Get here the summary, questions, answers/solutions, extras of the chapter/poem The Tale of Custard the Dragon of SEBA Class 10 English (Second Language). However, the given notes/solutions should only be used for references and should be modified/changed according to needs.
Summary: Ogden Nash’s poem The Tale of Custard the Dragon is a lighthearted ballad. It narrates the story of Custard, a cowardly dragon who is picked on and mocked by all the other residents of the house, including Belinda and her little black kitten, Ink. Custard is mocked by her tiny grey mouse, Blink, and her tiny yellow dog, Mustard. So, while the others told stories of their bravery and paraded their bravado, Custard was a coward who kept pleading for a cage to keep his skin safe. This went on for a while until one night a real pirate climbed up through the window. But then all the phoney bravado vanished in a puff of smoke, and it was Custard who stepped up to the plate and finished the pirate, gobbling him up in a flash.
Thinking about the poem
1. Who are the characters in this poem? List them with their pet names.
Answer: There are five characters in this poem: a girl called Belinda, a black kitten named Ink, a grey mouse named Blink, a yellow dog named Mustard, and a dragon named Custard.
2. Why did Custard cry for a nice safe cage? Why is the dragon referred to as a “cowardly dragon”?
Answer: Custard cried out for a nice safe cage because he was too scared to stay outside.
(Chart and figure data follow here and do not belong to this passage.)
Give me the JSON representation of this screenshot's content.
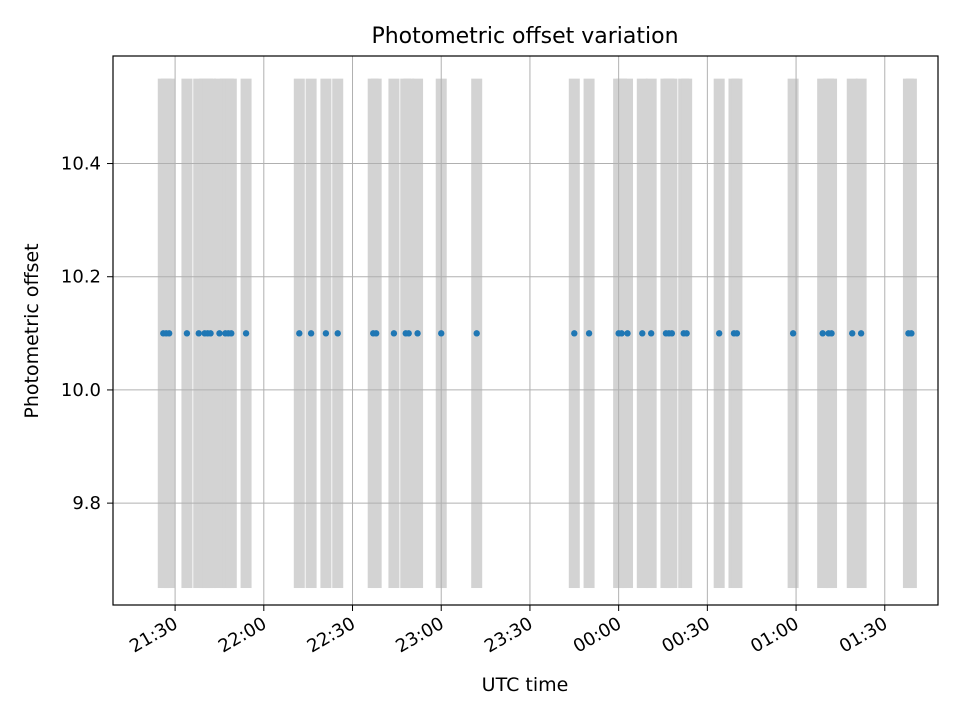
{
  "chart_data": {
    "type": "scatter",
    "title": "Photometric offset variation",
    "xlabel": "UTC time",
    "ylabel": "Photometric offset",
    "x_axis": {
      "kind": "time",
      "min": "21:09",
      "max": "01:48",
      "ticks": [
        "21:30",
        "22:00",
        "22:30",
        "23:00",
        "23:30",
        "00:00",
        "00:30",
        "01:00",
        "01:30"
      ]
    },
    "y_axis": {
      "min": 9.62,
      "max": 10.59,
      "ticks": [
        "9.8",
        "10.0",
        "10.2",
        "10.4"
      ]
    },
    "grid": true,
    "point_color": "#1f77b4",
    "band_color": "#d3d3d3",
    "band_range": [
      9.65,
      10.55
    ],
    "times": [
      "21:26",
      "21:27",
      "21:28",
      "21:34",
      "21:38",
      "21:40",
      "21:41",
      "21:42",
      "21:45",
      "21:47",
      "21:48",
      "21:49",
      "21:54",
      "22:12",
      "22:16",
      "22:21",
      "22:25",
      "22:37",
      "22:38",
      "22:44",
      "22:48",
      "22:49",
      "22:52",
      "23:00",
      "23:12",
      "23:45",
      "23:50",
      "00:00",
      "00:01",
      "00:03",
      "00:08",
      "00:11",
      "00:16",
      "00:17",
      "00:18",
      "00:22",
      "00:23",
      "00:34",
      "00:39",
      "00:40",
      "00:59",
      "01:09",
      "01:11",
      "01:12",
      "01:19",
      "01:22",
      "01:38",
      "01:39"
    ],
    "offset_value": 10.1
  }
}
Custard was dubbed the “cowardly dragon” because, despite being the largest and fiercest-looking of them all, he was a scared dragon who desired a cage to keep him safe.
3. “Belinda tickled him, she tickled him unmercifully…” Why?
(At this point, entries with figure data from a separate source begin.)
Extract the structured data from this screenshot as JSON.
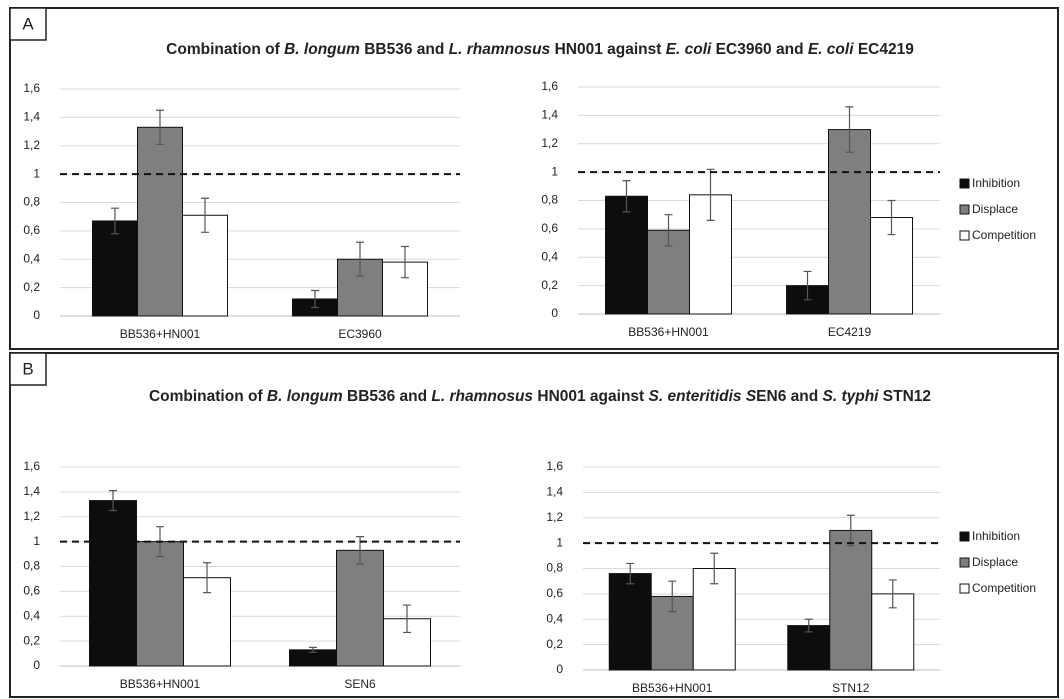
{
  "panels": [
    {
      "label": "A",
      "title": [
        {
          "text": "Combination of "
        },
        {
          "text": "B. longum",
          "italic": true
        },
        {
          "text": " BB536 and "
        },
        {
          "text": "L. rhamnosus",
          "italic": true
        },
        {
          "text": " HN001 against "
        },
        {
          "text": "E. coli",
          "italic": true
        },
        {
          "text": " EC3960 and "
        },
        {
          "text": "E. coli",
          "italic": true
        },
        {
          "text": " EC4219"
        }
      ]
    },
    {
      "label": "B",
      "title": [
        {
          "text": "Combination of "
        },
        {
          "text": "B. longum",
          "italic": true
        },
        {
          "text": " BB536 and "
        },
        {
          "text": "L. rhamnosus",
          "italic": true
        },
        {
          "text": " HN001 against "
        },
        {
          "text": "S. enteritidis S",
          "italic": true
        },
        {
          "text": "EN6 and "
        },
        {
          "text": "S. typhi",
          "italic": true
        },
        {
          "text": " STN12"
        }
      ]
    }
  ],
  "chart_data": [
    {
      "type": "bar",
      "categories": [
        "BB536+HN001",
        "EC3960"
      ],
      "series": [
        {
          "color": "#0d0d0d",
          "values": [
            0.67,
            0.12
          ],
          "errors": [
            0.09,
            0.06
          ]
        },
        {
          "color": "#7f7f7f",
          "values": [
            1.33,
            0.4
          ],
          "errors": [
            0.12,
            0.12
          ]
        },
        {
          "color": "#ffffff",
          "values": [
            0.71,
            0.38
          ],
          "errors": [
            0.12,
            0.11
          ]
        }
      ],
      "ylim": [
        0,
        1.6
      ],
      "yticks": [
        0,
        {
          "value": 0.2,
          "label": "0,2"
        },
        {
          "value": 0.4,
          "label": "0,4"
        },
        {
          "value": 0.6,
          "label": "0,6"
        },
        {
          "value": 0.8,
          "label": "0,8"
        },
        1,
        {
          "value": 1.2,
          "label": "1,2"
        },
        {
          "value": 1.4,
          "label": "1,4"
        },
        {
          "value": 1.6,
          "label": "1,6"
        }
      ],
      "grid": true,
      "reference_line": 1
    },
    {
      "type": "bar",
      "categories": [
        "BB536+HN001",
        "EC4219"
      ],
      "series": [
        {
          "name": "Inhibition",
          "color": "#0d0d0d",
          "values": [
            0.83,
            0.2
          ],
          "errors": [
            0.11,
            0.1
          ]
        },
        {
          "name": "Displace",
          "color": "#7f7f7f",
          "values": [
            0.59,
            1.3
          ],
          "errors": [
            0.11,
            0.16
          ]
        },
        {
          "name": "Competition",
          "color": "#ffffff",
          "values": [
            0.84,
            0.68
          ],
          "errors": [
            0.18,
            0.12
          ]
        }
      ],
      "ylim": [
        0,
        1.6
      ],
      "yticks": [
        0,
        {
          "value": 0.2,
          "label": "0,2"
        },
        {
          "value": 0.4,
          "label": "0,4"
        },
        {
          "value": 0.6,
          "label": "0,6"
        },
        {
          "value": 0.8,
          "label": "0,8"
        },
        1,
        {
          "value": 1.2,
          "label": "1,2"
        },
        {
          "value": 1.4,
          "label": "1,4"
        },
        {
          "value": 1.6,
          "label": "1,6"
        }
      ],
      "grid": true,
      "reference_line": 1,
      "legend": "right"
    },
    {
      "type": "bar",
      "categories": [
        "BB536+HN001",
        "SEN6"
      ],
      "series": [
        {
          "color": "#0d0d0d",
          "values": [
            1.33,
            0.13
          ],
          "errors": [
            0.08,
            0.02
          ]
        },
        {
          "color": "#7f7f7f",
          "values": [
            1.0,
            0.93
          ],
          "errors": [
            0.12,
            0.11
          ]
        },
        {
          "color": "#ffffff",
          "values": [
            0.71,
            0.38
          ],
          "errors": [
            0.12,
            0.11
          ]
        }
      ],
      "ylim": [
        0,
        1.6
      ],
      "yticks": [
        0,
        {
          "value": 0.2,
          "label": "0,2"
        },
        {
          "value": 0.4,
          "label": "0,4"
        },
        {
          "value": 0.6,
          "label": "0,6"
        },
        {
          "value": 0.8,
          "label": "0,8"
        },
        1,
        {
          "value": 1.2,
          "label": "1,2"
        },
        {
          "value": 1.4,
          "label": "1,4"
        },
        {
          "value": 1.6,
          "label": "1,6"
        }
      ],
      "grid": true,
      "reference_line": 1
    },
    {
      "type": "bar",
      "categories": [
        "BB536+HN001",
        "STN12"
      ],
      "series": [
        {
          "name": "Inhibition",
          "color": "#0d0d0d",
          "values": [
            0.76,
            0.35
          ],
          "errors": [
            0.08,
            0.05
          ]
        },
        {
          "name": "Displace",
          "color": "#7f7f7f",
          "values": [
            0.58,
            1.1
          ],
          "errors": [
            0.12,
            0.12
          ]
        },
        {
          "name": "Competition",
          "color": "#ffffff",
          "values": [
            0.8,
            0.6
          ],
          "errors": [
            0.12,
            0.11
          ]
        }
      ],
      "ylim": [
        0,
        1.6
      ],
      "yticks": [
        0,
        {
          "value": 0.2,
          "label": "0,2"
        },
        {
          "value": 0.4,
          "label": "0,4"
        },
        {
          "value": 0.6,
          "label": "0,6"
        },
        {
          "value": 0.8,
          "label": "0,8"
        },
        1,
        {
          "value": 1.2,
          "label": "1,2"
        },
        {
          "value": 1.4,
          "label": "1,4"
        },
        {
          "value": 1.6,
          "label": "1,6"
        }
      ],
      "grid": true,
      "reference_line": 1,
      "legend": "right"
    }
  ]
}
Answer: Custard, despite his size and fierce appearance, was a cowardly dragon, and the other inmates of the house mocked him. Belinda also joined in the fun, and her method of teasing him was to tickle him incessantly and without mercy.
4. The poet has employed many poetic devices in the poem. For example: “Clashed his tail like iron in a dungeon” – the poetic device here is a simile. Can you, with your partner, list some more such poetic devices used in the poem?
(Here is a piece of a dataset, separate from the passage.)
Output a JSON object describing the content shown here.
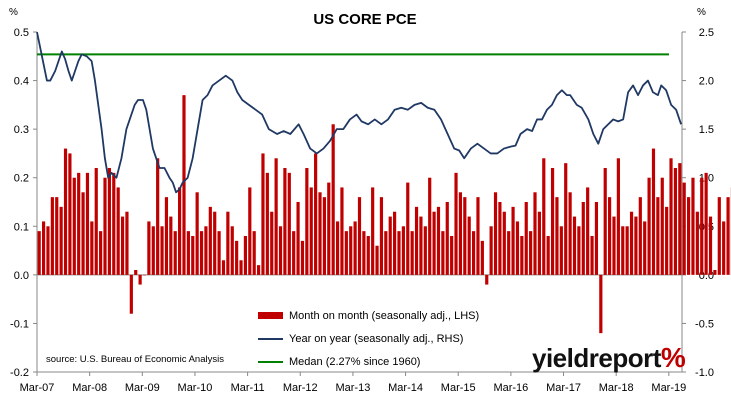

Answer: The poet employs a variety of poetic devices throughout. Among them are:
i. Similes: mouth like a fireplace; as brave as a barrel full of bears; as brave as a tiger in a rage clashed his tails like irons in a dungeon; went at the pirate like a robin at a worm.
ii. Repetition: The word ‘little’ is used several times in the first stanza to emphasise how everything, from the house to Belinda to her pets, was small.
iii. Poetic liberty with spellings: For emphasis, real and true have been spelled as realio and trulio, respectively; window has been spelled as ‘winda’ because it rhymes with ‘Belinda.’
iv. Alliteration: ‘Custard’ has clashed’ his tail with a ‘clatter’ and a ‘clank’; the pirate ‘gaped’ at the dragon and gulped’ some ‘grog’.
v. Irony: Belinda calling the dragon, who they consider to be a coward, Percival – the name of a legendary knight of King Arthur.
5. Read stanza three again to know how the poet describes the appearance of the dragon.
Answer: Custard the dragon, according to the poet, has big sharp teeth and spikes on top and underneath his body. His mouth is compared to a fireplace by the poet, and his nose is compared to a chimney. Furthermore, he has dagger-like nails on his toes. Custard is thus described as having an outwardly ferocious appearance.
6. Can you find out the rhyme scheme of two or three stanzas of the poem?
Answer: Except for the thirteenth stanza, which has an aabbcc rhyme scheme, all of the stanzas have an aabb rhyme scheme.
9. This poem, in ballad form, tells a story. Have you come across any such modern song or lyric that tells a story? If you know one, tell the class. Collect such songs as a project.
Answer: Do it yourself.
Additional/extra questions and answers/solutions of The Tale of Custard the Dragon
1. What is a ballad?
Answer: A ballad is a story-based song or poem.
2. Where did Belinda live and with whom?
Answer: Belinda resided in a small white house. Her friends included a little kitten named Ink and a little mouse named Blink, both of whom were brave enough to chase lions down the stairs. She also had a brave little dog named Mustard and a cowardly dragon named Custard, who desired a cage to keep his hide safe.
3. How does the poet describe the bravery of Belinda and her companions?
Answer: Belinda was described by the poet as being as brave as many bears combined, Ink and Blink were so brave that they could chase lions down the stairs, and Mustard was as brave as an angry tiger. Only Custard, the dragon, is said to be a coward who desired a cage to safely lock himself in.
9. Why did the dragon, Custard, cry out for a nice, safe cage?
Answer: Custard, in fact, was quite brave, but he insisted on a nice, secure cage. It gave the impression that he was a coward. He could be pleading for a nice, safe cage so that he doesn’t hurt anyone when he’s angry, or he could be demonstrating that a small safety cage can prevent a disaster. Others assumed he cried for a cage because he was a coward.